Un combat collectif, de la Bretagne à l’Europe

Désarmés, non secourus par le syndicat de l’entreprise qui craint pour l’emploi, les ouvrièr·es empoisonné·es portent plainte sans succès et frappent donc à la porte de Serge Le Quéau, militant à SUD. Celui-ci s’empare de leur défense, les aide dans leurs démarches, leur fournit un avocat, porte le drame au niveau national : le 23 septembre 2011, alors qu’ils viennent d’être licencié·es, une conférence de presse à Paris fait éclater l’affaire. Des reportages apparaissent sans amener pour autant Triskalia à négocier.
De procédure en procédure, le temps de la justice est infini. Mais le soutien émerge. Un dimanche matin de février 2015, en prenant leur petit-déjeuner dans leur pavillon de la banlieue rennaise, Jacqueline et Michel Besnard sont révolté·es par une « histoire de grains pourris » sur France Inter.

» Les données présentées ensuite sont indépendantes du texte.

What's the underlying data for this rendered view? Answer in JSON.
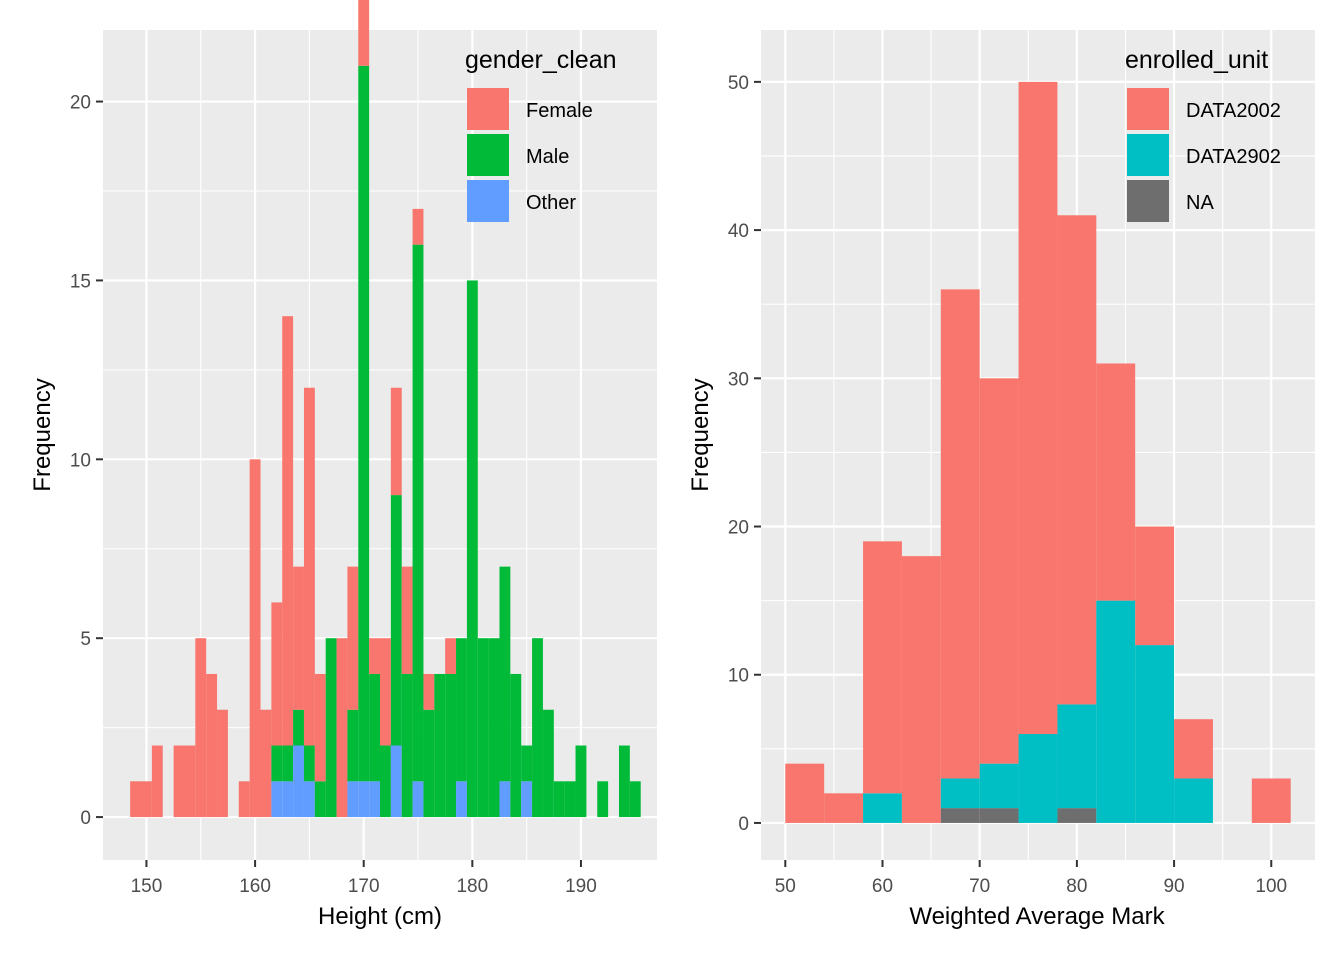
{
  "chart_data": [
    {
      "type": "bar",
      "stacked": true,
      "xlabel": "Height (cm)",
      "ylabel": "Frequency",
      "xlim": [
        146,
        197
      ],
      "ylim": [
        -1.2,
        22
      ],
      "xticks": [
        150,
        160,
        170,
        180,
        190
      ],
      "yticks": [
        0,
        5,
        10,
        15,
        20
      ],
      "binwidth": 1,
      "grid": true,
      "legend": {
        "title": "gender_clean",
        "position": "top-right"
      },
      "series": [
        {
          "name": "Female",
          "color": "#F8766D",
          "points": [
            [
              149,
              1
            ],
            [
              150,
              1
            ],
            [
              151,
              2
            ],
            [
              153,
              2
            ],
            [
              154,
              2
            ],
            [
              155,
              5
            ],
            [
              156,
              4
            ],
            [
              157,
              3
            ],
            [
              159,
              1
            ],
            [
              160,
              10
            ],
            [
              161,
              3
            ],
            [
              162,
              4
            ],
            [
              163,
              12
            ],
            [
              164,
              4
            ],
            [
              165,
              10
            ],
            [
              166,
              3
            ],
            [
              168,
              5
            ],
            [
              169,
              4
            ],
            [
              170,
              3
            ],
            [
              171,
              1
            ],
            [
              172,
              3
            ],
            [
              173,
              3
            ],
            [
              174,
              3
            ],
            [
              175,
              1
            ],
            [
              176,
              1
            ],
            [
              178,
              1
            ],
            [
              180,
              0
            ],
            [
              181,
              0
            ]
          ]
        },
        {
          "name": "Male",
          "color": "#00BA38",
          "points": [
            [
              162,
              1
            ],
            [
              163,
              1
            ],
            [
              164,
              1
            ],
            [
              165,
              1
            ],
            [
              166,
              1
            ],
            [
              167,
              5
            ],
            [
              168,
              0
            ],
            [
              169,
              2
            ],
            [
              170,
              20
            ],
            [
              171,
              3
            ],
            [
              172,
              2
            ],
            [
              173,
              7
            ],
            [
              174,
              4
            ],
            [
              175,
              15
            ],
            [
              176,
              3
            ],
            [
              177,
              4
            ],
            [
              178,
              4
            ],
            [
              179,
              4
            ],
            [
              180,
              15
            ],
            [
              181,
              5
            ],
            [
              182,
              5
            ],
            [
              183,
              6
            ],
            [
              184,
              4
            ],
            [
              185,
              1
            ],
            [
              186,
              5
            ],
            [
              187,
              3
            ],
            [
              188,
              1
            ],
            [
              189,
              1
            ],
            [
              190,
              2
            ],
            [
              192,
              1
            ],
            [
              194,
              2
            ],
            [
              195,
              1
            ]
          ]
        },
        {
          "name": "Other",
          "color": "#619CFF",
          "points": [
            [
              162,
              1
            ],
            [
              163,
              1
            ],
            [
              164,
              2
            ],
            [
              165,
              1
            ],
            [
              169,
              1
            ],
            [
              170,
              1
            ],
            [
              171,
              1
            ],
            [
              173,
              2
            ],
            [
              175,
              1
            ],
            [
              179,
              1
            ],
            [
              183,
              1
            ],
            [
              185,
              1
            ]
          ]
        }
      ]
    },
    {
      "type": "bar",
      "stacked": true,
      "xlabel": "Weighted Average Mark",
      "ylabel": "Frequency",
      "xlim": [
        47.5,
        104.5
      ],
      "ylim": [
        -2.5,
        53.5
      ],
      "xticks": [
        50,
        60,
        70,
        80,
        90,
        100
      ],
      "yticks": [
        0,
        10,
        20,
        30,
        40,
        50
      ],
      "binwidth": 4,
      "grid": true,
      "legend": {
        "title": "enrolled_unit",
        "position": "top-right"
      },
      "series": [
        {
          "name": "DATA2002",
          "color": "#F8766D",
          "points": [
            [
              52,
              4
            ],
            [
              56,
              2
            ],
            [
              60,
              17
            ],
            [
              64,
              18
            ],
            [
              68,
              33
            ],
            [
              72,
              26
            ],
            [
              76,
              44
            ],
            [
              80,
              33
            ],
            [
              84,
              16
            ],
            [
              88,
              8
            ],
            [
              92,
              4
            ],
            [
              100,
              3
            ]
          ]
        },
        {
          "name": "DATA2902",
          "color": "#00BFC4",
          "points": [
            [
              60,
              2
            ],
            [
              68,
              2
            ],
            [
              72,
              3
            ],
            [
              76,
              6
            ],
            [
              80,
              7
            ],
            [
              84,
              15
            ],
            [
              88,
              12
            ],
            [
              92,
              3
            ]
          ]
        },
        {
          "name": "NA",
          "color": "#6E6E6E",
          "points": [
            [
              68,
              1
            ],
            [
              72,
              1
            ],
            [
              80,
              1
            ]
          ]
        }
      ]
    }
  ]
}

Grâce à eux, un très actif Collectif de soutien aux victimes des pesticides de l’Ouest rejoint les ouvrièr·es de Triskalia. Ils et elles participent ensemble à la bataille européenne contre les pesticides, telle celle du glyphosate. Le 15 décembre 2017, au bout de sept ans de bataille, deux des ouvriers empoisonnés puis licenciés, Laurent Guillou et Stéphane Rouxel, ont enfin gagné devant les prud’hommes de Lorient. Mais ils continuent leur combat, au pénal cette fois. Le combat de la dignité.